Sarah King '18, a communication and politics double major from Cumberland, R.I., was recently selected to serve as a student delegate as part of College Debate 2016, a national, non-partisan program that focuses on empowering young voters at Dominican University of California in San Rafael, Calif. From June 1-3, she worked with students from 149 campuses around the country.
King participated in sessions with other delegates addressing how to get young people engaged in voting and other political processes. She attended several lectures by journalists, filmmakers, and California's Secretary of State Alex Padilla. In addition, she took part in several workshops with other students from the New England region on developing on-campus student excitement for the upcoming election.
"It was amazing to be engaged with so many other students who had different opinions and perspectives than myself," King says. "We were able to have really productive conversations about youth engagement, innovative ideas for the voting process, and how to better practice civility in our conversations."
King will return to Dominican University in September to attend the 2016 College Convention, at which students will engage in discussions on national youth issues. They will also participate in a moderated Town Hall meeting which will be live streamed to the delegates' home campuses. The final component of the convention will be the drafting of a memo to moderators of the Presidential Debates requesting that they address the issues and concerns of youth voters.
An Advocate For Change
Earlier this year, King was also selected to be an advocacy ambassador for Save the Children, an international organization that promotes children's health and wellbeing. Through her work with Save the Children, she participated in an Advocacy Summit in Washington, D.C., April 10-12.
King attended the Summit with fellow Saint Anselm student Grace D'Antuono '19, as well as students from the University of New Hampshire and Concord High School. During her time in D.C., King took part in conferences and workshops that focused on early childhood education and maternal health, which are the primary areas of focus of the Save the Children Action Network (the political advocacy branch of Save the Children). Working alongside her was Saint Anselm alumna Lindsay Hanson '04, who serves as the Mobilization Manager for Save the Children Action Network.
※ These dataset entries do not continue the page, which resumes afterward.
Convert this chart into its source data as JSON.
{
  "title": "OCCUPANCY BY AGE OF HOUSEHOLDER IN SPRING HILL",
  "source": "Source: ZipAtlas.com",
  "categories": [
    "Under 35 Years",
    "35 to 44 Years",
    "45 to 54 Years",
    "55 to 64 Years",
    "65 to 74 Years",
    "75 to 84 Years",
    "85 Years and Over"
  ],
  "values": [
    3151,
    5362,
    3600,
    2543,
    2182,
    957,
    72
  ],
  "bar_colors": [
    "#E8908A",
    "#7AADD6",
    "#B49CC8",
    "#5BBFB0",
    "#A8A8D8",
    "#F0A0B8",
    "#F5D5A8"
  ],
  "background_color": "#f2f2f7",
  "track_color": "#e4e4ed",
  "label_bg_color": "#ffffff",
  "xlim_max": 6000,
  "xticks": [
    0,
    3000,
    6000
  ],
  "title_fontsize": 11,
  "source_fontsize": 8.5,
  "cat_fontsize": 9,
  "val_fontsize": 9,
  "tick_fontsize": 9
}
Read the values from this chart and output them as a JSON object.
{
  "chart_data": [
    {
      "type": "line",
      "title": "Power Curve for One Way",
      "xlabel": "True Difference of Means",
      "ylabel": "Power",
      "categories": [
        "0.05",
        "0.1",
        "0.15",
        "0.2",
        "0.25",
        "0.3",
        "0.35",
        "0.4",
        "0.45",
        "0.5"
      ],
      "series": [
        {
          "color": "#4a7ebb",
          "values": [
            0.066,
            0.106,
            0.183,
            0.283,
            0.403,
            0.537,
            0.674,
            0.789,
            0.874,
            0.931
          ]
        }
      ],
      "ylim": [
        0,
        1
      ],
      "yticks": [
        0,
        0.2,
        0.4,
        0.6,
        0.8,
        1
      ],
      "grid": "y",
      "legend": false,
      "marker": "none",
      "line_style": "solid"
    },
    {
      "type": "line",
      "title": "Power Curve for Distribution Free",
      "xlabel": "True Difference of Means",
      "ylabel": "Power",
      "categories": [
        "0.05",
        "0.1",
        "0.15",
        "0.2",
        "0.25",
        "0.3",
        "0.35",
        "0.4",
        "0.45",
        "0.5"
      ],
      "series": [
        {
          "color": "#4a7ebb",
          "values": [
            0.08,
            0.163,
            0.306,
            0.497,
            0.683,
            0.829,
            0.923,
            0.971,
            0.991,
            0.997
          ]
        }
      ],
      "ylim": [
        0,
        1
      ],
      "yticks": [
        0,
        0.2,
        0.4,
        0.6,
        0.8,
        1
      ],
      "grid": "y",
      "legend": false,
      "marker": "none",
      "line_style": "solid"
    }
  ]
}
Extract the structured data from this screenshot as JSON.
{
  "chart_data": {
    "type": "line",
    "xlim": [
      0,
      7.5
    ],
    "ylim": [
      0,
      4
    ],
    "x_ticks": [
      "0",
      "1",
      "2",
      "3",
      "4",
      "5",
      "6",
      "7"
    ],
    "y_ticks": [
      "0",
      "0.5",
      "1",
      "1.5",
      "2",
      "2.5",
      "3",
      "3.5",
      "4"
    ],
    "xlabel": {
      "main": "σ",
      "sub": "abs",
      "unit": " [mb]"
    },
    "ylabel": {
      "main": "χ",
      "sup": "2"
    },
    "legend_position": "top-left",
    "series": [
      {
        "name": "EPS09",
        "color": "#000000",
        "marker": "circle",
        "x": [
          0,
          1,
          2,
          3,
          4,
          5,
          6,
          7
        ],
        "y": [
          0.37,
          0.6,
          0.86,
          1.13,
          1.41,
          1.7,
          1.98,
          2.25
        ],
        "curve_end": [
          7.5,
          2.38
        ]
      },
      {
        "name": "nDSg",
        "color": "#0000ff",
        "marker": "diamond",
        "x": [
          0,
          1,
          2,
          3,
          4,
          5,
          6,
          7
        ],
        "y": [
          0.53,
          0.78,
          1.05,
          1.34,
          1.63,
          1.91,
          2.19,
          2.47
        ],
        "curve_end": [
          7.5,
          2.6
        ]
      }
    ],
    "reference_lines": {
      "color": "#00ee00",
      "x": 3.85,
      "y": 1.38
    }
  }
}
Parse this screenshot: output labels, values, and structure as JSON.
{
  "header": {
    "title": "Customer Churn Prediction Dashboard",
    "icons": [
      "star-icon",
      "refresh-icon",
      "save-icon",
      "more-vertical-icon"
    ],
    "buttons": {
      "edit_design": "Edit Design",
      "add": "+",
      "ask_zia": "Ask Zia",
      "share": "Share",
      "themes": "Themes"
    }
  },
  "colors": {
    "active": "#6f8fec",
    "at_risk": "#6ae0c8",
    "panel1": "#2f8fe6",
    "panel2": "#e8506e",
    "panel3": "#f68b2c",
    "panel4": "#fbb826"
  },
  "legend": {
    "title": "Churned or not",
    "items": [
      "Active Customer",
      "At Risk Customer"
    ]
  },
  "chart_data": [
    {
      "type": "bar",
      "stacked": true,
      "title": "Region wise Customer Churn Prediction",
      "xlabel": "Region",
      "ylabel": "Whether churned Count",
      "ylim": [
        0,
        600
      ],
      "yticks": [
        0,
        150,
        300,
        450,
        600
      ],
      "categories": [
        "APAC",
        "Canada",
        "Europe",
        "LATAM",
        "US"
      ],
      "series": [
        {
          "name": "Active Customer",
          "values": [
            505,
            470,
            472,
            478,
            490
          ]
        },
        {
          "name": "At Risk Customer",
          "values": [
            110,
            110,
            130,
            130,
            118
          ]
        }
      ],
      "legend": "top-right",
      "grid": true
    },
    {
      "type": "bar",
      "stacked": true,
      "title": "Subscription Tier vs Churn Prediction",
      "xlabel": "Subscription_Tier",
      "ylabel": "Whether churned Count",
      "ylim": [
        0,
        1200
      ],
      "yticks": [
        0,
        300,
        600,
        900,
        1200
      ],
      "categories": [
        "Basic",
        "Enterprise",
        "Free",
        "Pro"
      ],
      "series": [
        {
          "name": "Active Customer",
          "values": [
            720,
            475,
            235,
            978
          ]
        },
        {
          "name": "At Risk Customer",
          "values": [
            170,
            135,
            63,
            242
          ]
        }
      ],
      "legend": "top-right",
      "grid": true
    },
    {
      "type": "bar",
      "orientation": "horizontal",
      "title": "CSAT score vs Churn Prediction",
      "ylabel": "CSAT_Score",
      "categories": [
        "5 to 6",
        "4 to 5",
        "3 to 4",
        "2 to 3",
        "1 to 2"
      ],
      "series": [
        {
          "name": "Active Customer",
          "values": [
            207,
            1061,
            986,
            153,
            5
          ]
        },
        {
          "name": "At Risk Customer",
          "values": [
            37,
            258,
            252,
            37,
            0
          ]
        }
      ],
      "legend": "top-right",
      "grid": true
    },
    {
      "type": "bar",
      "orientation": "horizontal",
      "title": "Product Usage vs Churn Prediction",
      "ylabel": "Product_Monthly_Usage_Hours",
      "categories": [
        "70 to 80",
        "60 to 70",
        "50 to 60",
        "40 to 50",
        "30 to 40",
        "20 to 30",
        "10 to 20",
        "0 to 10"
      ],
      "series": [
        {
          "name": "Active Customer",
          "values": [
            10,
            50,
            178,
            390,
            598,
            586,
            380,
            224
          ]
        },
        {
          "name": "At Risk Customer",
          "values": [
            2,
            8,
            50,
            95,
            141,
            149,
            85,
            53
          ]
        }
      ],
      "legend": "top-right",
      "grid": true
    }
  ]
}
On the final day of the Summit, the ambassadors lobbied on Capitol Hill and met with members of Congress. They advocated for greater access to early childhood education and an investment in health programs for mothers and children. As there were already many students representing New Hampshire, King and D'Antuono worked with representatives from their home state of Rhode Island. They lobbied with the President of Save the Children, Board of Trustees, and actress Dakota Fanning.
During her one-year tenure as an advocacy ambassador, King will complete three initiatives to promote the mission of the Save the Children, including actions such as writing a letter to an editor or setting up an informational table on campus. On May 12, she held a screening of the film A Path Appears, a PBS documentary which highlights a Save the Children program, at her high school.